La beauté hispanique du macabre
Multipliant et annonçant les projets sans en faire aboutir beaucoup, Guillermo del Toro n’a jamais pourtant aussi bien excellé que quand il s’attelle à des projets moins grand public. Après tout, ses chefs d’œuvre ne sont-ils pas « L’échine du diable » et « Le labyrinthe de Pan » réalisés avec moins de 20 millions d’euros chacun ? Son prochain film « Pacific Rim » avec un budget de 200 millions d’euros et des designs tout droit sortis de « Transformers » n’est-il pas plus un rêve de geek plus qu’une réelle volonté de faire du cinéma ?
Quoi qu’il en soit, en tant que producteur, s’il a quelques essais manqués dont le détestable « Splice », il n’empêche qu’il aura redonné depuis les années 2000 au cinéma fantastique espagnol toute sa verve d’antan. « L’Orphelinat » de Juan Antonio Bayona avait été une sacrée surprise portée par l’incroyable Bélen Rueda. Cette année, le voici donc de retour avec l’Argentin Andres Muschietti pour porter au cinéma le court-métrage de ce dernier : « Mama ».
Moult fois primé à Gérardmer, « Mama » raconte l’histoire de deux jeunes filles, Victoria et Lily, portées disparues depuis la disparition de leurs parents. Retrouvées cinq ans plus tard dans une cabane au milieu de la forêt grâce aux efforts de leur oncle Lucas et de sa petite-amie Annabel, les deux filles vont devoir réapprendre à vivre chez leur oncle non sans qu’une ombre (protectrice ou maléfique ?) les suive.
Porté par la sublime Jessica Chastain utilisée dans un rôle à contre-emploi de rockeuse tatouée, le Kingslayer euh… le Danois Nikolaj Coster-Waldau très convaincant et surtout la jeune Megan Charpentier, « Mama » joue habilement entre le drame et l’horreur/épouvante. Après une introduction frémissante, la montée en tension est progressive, sans aucun temps mort, jusqu’à ce final inattendu et dramatique.

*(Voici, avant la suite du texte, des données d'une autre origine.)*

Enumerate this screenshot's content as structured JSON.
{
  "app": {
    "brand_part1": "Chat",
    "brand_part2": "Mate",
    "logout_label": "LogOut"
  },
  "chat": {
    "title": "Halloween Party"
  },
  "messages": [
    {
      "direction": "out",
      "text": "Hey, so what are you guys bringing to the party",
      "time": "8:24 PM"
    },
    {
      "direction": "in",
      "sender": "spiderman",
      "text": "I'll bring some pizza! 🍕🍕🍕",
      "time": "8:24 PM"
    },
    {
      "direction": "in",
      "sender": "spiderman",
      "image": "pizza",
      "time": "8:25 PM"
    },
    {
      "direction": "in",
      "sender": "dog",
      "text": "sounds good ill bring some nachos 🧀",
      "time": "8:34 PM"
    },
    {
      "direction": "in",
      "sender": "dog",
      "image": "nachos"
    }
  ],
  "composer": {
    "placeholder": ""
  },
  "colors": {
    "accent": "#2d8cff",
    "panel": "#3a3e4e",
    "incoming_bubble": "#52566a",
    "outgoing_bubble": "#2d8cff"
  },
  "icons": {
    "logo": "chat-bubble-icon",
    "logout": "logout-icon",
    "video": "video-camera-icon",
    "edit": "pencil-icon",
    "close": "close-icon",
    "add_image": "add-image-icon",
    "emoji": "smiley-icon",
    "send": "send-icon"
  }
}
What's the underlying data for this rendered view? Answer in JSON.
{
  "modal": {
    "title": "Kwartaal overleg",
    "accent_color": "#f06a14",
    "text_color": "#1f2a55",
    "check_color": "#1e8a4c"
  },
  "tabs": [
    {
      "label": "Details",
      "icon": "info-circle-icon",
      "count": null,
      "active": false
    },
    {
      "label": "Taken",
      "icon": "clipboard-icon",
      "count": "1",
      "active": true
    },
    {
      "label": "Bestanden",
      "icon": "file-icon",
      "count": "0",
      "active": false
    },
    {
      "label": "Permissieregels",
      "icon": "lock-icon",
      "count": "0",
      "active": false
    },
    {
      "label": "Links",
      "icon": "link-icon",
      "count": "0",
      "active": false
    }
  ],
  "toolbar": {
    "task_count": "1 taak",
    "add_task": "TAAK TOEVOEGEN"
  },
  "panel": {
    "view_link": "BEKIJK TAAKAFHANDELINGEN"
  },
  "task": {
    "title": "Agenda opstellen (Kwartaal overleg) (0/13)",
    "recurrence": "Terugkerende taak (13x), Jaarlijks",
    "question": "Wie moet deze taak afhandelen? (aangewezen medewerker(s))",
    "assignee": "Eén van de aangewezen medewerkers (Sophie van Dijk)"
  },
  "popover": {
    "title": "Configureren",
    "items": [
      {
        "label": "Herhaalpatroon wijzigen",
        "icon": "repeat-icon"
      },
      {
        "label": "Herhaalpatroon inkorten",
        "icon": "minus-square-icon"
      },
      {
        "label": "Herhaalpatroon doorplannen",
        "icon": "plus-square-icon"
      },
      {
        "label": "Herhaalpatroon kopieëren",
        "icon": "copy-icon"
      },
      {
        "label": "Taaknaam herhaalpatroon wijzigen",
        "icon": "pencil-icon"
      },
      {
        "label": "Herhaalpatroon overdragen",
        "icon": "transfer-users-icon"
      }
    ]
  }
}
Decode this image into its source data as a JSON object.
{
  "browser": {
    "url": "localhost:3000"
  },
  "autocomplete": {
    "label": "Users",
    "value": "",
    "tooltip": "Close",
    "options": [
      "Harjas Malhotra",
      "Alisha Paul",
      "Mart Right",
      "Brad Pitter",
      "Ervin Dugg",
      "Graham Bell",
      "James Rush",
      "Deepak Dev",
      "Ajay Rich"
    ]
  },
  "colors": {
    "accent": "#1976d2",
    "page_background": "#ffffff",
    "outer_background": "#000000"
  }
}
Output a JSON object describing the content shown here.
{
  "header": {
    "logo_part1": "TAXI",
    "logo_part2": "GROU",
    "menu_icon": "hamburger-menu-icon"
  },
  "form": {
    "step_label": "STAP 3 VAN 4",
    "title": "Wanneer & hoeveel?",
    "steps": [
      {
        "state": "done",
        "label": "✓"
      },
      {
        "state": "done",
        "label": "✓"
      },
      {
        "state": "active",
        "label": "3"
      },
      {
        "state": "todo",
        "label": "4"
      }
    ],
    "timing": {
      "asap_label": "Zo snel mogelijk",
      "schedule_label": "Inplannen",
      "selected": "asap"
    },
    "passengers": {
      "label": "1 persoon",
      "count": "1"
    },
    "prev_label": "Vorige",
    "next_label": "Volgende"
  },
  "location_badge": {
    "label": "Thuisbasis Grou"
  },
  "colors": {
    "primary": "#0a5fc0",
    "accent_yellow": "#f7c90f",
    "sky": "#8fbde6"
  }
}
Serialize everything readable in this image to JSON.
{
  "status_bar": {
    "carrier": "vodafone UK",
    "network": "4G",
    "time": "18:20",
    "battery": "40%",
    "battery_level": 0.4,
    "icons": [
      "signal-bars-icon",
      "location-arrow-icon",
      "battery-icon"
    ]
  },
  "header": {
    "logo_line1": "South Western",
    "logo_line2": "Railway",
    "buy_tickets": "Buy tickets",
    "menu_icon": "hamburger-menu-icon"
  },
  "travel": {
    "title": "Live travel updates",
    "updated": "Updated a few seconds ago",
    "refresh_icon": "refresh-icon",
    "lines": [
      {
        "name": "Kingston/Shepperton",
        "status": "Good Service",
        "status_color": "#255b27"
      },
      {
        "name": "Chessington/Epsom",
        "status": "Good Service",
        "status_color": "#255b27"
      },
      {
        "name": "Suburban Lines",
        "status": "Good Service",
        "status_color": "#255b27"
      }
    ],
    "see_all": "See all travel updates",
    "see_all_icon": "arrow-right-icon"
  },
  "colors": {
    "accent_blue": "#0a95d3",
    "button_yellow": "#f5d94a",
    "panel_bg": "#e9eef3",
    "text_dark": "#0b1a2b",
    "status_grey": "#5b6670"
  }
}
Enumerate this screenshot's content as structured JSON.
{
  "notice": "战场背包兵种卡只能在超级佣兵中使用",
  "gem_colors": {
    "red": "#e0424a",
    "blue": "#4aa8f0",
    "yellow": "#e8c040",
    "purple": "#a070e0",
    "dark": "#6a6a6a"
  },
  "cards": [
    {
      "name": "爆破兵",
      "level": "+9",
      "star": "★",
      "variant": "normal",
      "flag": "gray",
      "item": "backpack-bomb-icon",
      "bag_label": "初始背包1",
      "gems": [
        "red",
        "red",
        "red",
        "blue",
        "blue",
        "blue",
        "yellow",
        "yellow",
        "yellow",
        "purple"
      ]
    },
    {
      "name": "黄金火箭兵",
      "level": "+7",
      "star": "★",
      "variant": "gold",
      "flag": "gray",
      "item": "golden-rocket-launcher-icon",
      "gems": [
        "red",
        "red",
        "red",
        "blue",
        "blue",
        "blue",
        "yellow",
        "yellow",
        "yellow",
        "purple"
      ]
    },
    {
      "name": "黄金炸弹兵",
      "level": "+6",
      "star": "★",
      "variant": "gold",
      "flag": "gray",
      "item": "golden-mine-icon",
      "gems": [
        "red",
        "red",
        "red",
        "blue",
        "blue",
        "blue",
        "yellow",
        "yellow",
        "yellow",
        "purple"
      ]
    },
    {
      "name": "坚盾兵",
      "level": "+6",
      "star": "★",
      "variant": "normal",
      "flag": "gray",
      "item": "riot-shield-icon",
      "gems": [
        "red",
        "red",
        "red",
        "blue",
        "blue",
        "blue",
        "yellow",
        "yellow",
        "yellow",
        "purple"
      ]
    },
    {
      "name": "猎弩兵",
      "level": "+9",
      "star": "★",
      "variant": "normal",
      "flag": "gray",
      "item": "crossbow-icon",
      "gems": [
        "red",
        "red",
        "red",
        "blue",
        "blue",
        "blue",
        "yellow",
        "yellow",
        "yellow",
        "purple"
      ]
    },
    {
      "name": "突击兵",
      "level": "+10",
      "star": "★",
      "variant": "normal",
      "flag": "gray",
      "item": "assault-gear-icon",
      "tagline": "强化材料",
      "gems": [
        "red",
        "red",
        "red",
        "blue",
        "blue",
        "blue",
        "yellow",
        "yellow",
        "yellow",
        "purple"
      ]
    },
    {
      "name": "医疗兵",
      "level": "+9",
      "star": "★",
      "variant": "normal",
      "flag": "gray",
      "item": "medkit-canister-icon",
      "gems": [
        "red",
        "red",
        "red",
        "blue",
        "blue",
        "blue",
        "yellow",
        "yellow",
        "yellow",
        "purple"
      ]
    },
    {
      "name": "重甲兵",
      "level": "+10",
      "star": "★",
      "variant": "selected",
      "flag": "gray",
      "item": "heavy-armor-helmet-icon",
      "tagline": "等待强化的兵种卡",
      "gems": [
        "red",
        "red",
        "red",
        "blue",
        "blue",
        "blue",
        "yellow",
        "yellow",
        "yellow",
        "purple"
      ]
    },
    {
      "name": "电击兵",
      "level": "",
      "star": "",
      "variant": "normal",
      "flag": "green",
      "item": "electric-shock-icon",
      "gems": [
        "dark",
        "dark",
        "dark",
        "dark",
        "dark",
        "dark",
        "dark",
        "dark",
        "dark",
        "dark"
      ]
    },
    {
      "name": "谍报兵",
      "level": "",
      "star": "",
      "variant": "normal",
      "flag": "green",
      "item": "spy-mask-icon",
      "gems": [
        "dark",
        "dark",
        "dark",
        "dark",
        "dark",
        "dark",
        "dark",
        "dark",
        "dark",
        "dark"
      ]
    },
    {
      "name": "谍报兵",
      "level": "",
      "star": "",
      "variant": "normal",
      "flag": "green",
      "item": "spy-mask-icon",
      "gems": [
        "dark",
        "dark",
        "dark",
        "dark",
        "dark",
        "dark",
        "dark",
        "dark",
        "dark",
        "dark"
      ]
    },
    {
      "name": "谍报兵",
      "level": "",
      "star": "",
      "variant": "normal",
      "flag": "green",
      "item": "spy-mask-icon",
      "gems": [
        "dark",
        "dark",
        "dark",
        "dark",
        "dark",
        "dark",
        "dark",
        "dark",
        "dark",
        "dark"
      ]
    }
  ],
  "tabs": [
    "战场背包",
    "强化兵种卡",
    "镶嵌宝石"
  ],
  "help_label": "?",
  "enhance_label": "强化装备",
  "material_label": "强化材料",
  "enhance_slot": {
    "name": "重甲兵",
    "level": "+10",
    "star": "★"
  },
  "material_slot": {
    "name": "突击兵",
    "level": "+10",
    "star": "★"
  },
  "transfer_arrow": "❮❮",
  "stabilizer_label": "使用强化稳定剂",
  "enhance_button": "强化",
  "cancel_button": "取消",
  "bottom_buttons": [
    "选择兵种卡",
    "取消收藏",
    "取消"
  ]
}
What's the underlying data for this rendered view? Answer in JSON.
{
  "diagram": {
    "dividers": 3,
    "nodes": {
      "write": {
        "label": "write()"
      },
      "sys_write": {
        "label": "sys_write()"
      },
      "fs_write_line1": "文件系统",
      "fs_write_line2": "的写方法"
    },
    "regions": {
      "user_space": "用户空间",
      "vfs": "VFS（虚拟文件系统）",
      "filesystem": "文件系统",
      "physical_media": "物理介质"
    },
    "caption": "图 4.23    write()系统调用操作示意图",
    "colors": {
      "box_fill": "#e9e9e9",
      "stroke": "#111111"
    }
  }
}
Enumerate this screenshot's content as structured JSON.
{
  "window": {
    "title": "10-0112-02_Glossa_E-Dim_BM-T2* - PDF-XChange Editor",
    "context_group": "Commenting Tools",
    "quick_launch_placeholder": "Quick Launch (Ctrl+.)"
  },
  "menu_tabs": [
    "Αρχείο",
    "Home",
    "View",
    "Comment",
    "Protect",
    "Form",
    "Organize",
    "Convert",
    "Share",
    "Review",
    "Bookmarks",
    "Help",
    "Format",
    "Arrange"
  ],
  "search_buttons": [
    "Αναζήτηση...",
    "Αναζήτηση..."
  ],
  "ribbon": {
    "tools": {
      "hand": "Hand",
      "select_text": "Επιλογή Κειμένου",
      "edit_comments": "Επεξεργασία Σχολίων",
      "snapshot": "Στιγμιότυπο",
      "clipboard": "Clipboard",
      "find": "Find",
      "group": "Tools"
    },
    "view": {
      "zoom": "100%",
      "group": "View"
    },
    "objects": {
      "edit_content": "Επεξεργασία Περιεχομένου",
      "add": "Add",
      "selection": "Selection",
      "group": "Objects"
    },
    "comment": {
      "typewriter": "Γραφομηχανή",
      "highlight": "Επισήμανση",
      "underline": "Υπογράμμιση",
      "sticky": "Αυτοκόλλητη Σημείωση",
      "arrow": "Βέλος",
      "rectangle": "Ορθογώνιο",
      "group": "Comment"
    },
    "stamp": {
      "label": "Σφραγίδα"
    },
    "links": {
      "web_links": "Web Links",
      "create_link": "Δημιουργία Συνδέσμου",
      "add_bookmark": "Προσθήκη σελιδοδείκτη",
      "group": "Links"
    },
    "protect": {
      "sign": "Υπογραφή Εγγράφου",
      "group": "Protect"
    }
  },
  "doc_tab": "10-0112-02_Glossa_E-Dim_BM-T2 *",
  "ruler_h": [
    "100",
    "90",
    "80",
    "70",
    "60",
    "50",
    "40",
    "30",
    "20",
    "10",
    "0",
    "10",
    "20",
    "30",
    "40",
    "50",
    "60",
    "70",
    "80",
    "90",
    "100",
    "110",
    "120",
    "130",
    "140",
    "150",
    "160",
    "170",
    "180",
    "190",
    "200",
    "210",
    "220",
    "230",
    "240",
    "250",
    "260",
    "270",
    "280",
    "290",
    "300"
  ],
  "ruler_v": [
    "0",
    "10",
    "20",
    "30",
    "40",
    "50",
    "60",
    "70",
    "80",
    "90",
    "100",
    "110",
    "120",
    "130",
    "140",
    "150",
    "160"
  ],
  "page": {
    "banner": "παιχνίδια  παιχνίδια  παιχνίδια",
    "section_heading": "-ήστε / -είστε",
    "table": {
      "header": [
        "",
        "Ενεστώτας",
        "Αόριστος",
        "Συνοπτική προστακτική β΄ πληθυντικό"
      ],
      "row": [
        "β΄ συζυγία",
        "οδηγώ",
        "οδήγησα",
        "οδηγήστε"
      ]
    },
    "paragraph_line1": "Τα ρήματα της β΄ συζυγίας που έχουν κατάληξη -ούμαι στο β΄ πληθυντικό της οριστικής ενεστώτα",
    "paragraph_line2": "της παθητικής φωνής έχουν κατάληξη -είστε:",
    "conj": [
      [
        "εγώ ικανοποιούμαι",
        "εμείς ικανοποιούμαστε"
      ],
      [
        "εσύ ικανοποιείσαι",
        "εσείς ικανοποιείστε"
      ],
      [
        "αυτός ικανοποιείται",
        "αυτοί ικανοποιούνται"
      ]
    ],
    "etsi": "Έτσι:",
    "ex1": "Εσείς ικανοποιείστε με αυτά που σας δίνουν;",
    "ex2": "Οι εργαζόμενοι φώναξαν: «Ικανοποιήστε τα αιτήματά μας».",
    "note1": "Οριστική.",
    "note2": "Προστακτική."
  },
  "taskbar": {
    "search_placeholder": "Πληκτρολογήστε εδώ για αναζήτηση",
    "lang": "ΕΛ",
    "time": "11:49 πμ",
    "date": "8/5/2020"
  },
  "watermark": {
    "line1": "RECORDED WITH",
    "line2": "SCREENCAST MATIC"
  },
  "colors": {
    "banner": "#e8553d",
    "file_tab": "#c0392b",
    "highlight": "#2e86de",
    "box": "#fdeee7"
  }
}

Avec une photographie magnifiquement glauque et des effets spéciaux très réussis, Andres Muschietti signe un premier film très convaincant. L’Argentin a déjà tout compris des mécanismes de l’horreur avec ces plans-séquences de course-poursuite entre fantôme et êtres humains sublimés par des jeux de lumière et de sons (battements du cœur). S’il ne révolutionne pas le genre, il vient poser une nouvelle et jolie pierre à l’immense édifice du cinéma fantastico-horrifique espagnol, celui qui fait de la beauté poétique du macabre sa plus éclatante manifestation.